I’m also fortunate to be have been brought up by two of the most inspiring females I know; my mother, Ruth and grandmother, Enid. They are two of the most hard-working people I have ever met; both balanced work with raising and supporting their families. All of these women inspire me on a daily basis.
What other interests help create work-life balance for you?
It can be very easy when you’re doing a PhD to let work take over your whole life; this is why it’s important to be surrounded by people who can pull you up every now and then and remind you that there is a world outside of your office. In my down time I like to explore Newcastle with my partner and friends, including going for beach walks, trying out new cafes and exploring local markets. I also love going back home to visit my family, which usually involves lots of cups of tea and Gilmore Girls episodes with my mum and sister. I’ve even started intentionally leaving my laptop at the office when I do visit my family!

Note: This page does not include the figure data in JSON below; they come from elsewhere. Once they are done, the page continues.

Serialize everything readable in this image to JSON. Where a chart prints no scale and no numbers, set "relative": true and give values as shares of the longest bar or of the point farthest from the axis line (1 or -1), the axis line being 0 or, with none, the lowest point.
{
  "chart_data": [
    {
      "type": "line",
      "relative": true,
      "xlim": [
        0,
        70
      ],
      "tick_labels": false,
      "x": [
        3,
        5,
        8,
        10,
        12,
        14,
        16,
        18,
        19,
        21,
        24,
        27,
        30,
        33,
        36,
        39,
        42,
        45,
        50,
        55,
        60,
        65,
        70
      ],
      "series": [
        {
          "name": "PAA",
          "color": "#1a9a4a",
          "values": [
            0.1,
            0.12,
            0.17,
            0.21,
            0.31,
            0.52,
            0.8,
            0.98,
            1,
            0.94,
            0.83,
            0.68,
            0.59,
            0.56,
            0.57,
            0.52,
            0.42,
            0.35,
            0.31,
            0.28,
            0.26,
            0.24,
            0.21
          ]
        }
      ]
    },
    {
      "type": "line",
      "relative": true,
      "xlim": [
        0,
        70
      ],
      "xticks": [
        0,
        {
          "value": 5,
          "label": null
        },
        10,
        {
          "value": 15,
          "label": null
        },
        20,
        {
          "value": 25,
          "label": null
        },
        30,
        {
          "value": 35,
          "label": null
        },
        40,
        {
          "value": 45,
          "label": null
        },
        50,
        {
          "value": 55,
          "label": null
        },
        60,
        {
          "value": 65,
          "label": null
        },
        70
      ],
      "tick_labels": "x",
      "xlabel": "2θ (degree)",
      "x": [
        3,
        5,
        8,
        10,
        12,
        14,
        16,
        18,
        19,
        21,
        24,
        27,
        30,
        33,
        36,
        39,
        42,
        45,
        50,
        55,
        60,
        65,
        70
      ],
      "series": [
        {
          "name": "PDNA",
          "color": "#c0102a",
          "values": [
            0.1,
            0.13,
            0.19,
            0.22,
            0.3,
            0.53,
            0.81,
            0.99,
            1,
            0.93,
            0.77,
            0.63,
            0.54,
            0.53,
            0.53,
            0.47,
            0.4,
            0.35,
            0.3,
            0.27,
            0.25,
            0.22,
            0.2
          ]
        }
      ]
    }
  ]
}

As a dietitian, do you enjoy any foods in the ‘guilty pleasure’ category?
Chocolate is one of my favourite foods! I learned a long time ago that depriving myself of the foods I love has an extremely negative impact on my health- both physically and mentally. I don’t think that guilt should be associated with food. Yes, food provides us with essential nutrients and energy but it should also provide us with pleasure and enjoyment. I eat healthily and exercise often, so I feel there is room for those ‘occasional’ foods every now and then.